Mais que apenas uma tentativa de dar incentivo do mercado à conservação da floresta em pé, a emissão seria uma forma de alinhar interesses para reduzir o risco soberano do país.

A proposta do Planet Tracker parte de um diagnóstico feito no ano passado sobre os riscos ao perfil de dívida dos países advindos da forma como eles lidam com seu capital natural — aspecto que, segundo a ONG, passa longe do radar das agências de rating, mas tem o potencial de mudar de forma estrutural a qualidade de crédito dos países no longo prazo.

Uma análise feita com os países do G20 mostra que o Brasil é o segundo com mais exposição de seu risco soberano à mudança no capital natural, atrás apenas da Argentina.
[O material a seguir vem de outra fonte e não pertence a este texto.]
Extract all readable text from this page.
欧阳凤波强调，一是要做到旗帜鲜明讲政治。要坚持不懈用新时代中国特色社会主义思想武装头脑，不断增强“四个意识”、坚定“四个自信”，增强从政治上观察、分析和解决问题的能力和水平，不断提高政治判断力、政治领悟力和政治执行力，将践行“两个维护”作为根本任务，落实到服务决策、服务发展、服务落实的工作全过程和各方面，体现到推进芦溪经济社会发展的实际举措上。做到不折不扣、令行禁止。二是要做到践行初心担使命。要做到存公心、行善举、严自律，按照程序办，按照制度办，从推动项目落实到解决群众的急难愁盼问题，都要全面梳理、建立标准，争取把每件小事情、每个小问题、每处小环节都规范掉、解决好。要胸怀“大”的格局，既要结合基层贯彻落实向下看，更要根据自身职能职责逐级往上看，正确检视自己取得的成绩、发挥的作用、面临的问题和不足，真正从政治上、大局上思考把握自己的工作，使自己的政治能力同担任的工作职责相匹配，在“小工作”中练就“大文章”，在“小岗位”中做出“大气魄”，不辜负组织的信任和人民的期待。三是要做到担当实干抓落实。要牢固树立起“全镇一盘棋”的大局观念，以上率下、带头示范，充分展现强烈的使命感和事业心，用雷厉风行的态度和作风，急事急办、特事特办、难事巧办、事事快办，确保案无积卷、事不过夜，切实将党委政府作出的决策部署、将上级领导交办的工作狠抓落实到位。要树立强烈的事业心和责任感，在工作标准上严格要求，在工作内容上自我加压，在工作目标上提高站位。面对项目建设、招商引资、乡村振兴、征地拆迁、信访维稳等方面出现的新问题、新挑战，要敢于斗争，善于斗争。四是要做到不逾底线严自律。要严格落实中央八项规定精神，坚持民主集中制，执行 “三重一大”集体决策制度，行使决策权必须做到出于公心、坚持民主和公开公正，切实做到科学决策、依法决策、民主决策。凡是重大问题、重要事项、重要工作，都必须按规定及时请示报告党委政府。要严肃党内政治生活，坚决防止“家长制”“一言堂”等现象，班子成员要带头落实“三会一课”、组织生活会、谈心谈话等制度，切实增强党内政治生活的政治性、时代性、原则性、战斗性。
A matemática é complexa, mas a lógica é simples: como temos boa parte da nossa economia e da nossa balança comercial ligada a produção de commodities agropecuárias, as alterações trazidas pelo desmatamento —como secas e perda da biodiversidade — podem afetar de forma significativa a capacidade de pagamento do país.

A perda de cobertura florestal é a maior fonte de emissões de gases-estufa do país.

Há ainda uma pressão regulatória crescente, com os países desenvolvidos caminhando para a implantação de taxas de carbono para os produtos importados, que, eventualmente, podem levar em conta o desmatamento associado aos bens produzidos em determinado país, aponta a Planet Tracker.

Nesta semana, a União Europeia lançou seus planos para o chamado ‘imposto de fronteira’, e nos Estados Unidos, os democratas já disseram que cogitam seguir o mesmo caminho.

O fim, não o meio

Pensar numa emissão deste tipo em meio a um governo federal que vem colecionando recordes de desmatamento, desmontando os órgãos de proteção ambiental e mais recentemente até colocando xeque o acompanhamento dos dados de queimadas e incêndios florestais parece um tanto quanto esticado.

Mas não custa lembrar que as eleições de 2022 estão logo aí.

Para conseguir emitir os bônus, o país teria que ter uma política de contenção do desmatamento crível, e seria desejável que fossem criados órgãos de governança para que a meta fosse uma questão de Estado, que sobrevivesse à mudança de governo a cada quatro anos, aponta a Planet Tracker.

A ideia é que os títulos tivessem um step-up, com aumento do cupom pago se o Brasil não cumprir a meta de contenção de desmatamento.

Um compromisso de desmatamento ilegal zero na Amazônia até 2030, que já chegou a constar na NDC brasileira, mas desapareceu de forma explícita na última atualização dos compromissos do país no Acordo de Paris, seria um bom parâmetro, apontam os pesquisadores.

Eles acrescentam ainda que seria necessária uma robustez no acompanhamento dos dados, inclusive com auditoria externa para garantir a integridade e transparência.

No começo deste ano, o Tesouro Nacional já deu declarações de que estaria estudando “emissões soberanas ESG”, voltadas especialmente para atrair mais estrangeiros para a composição do perfil de dívida do país, sem dar grandes detalhes sobre o escopo dos títulos.

Na época, uma das dificuldades apontadas para emitir green bonds é que a Constituição não permitiria emissões com dinheiro ‘carimbado’ — além do fato prático de que amarrar o uso dos recursos não seria uma boa ideia num país em que boa parte do Orçamento já é engessado.

A emissão ligada a metas de sustentabilidade ajudaria a resolver esse problema, ampliando o uso possível do dinheiro captado.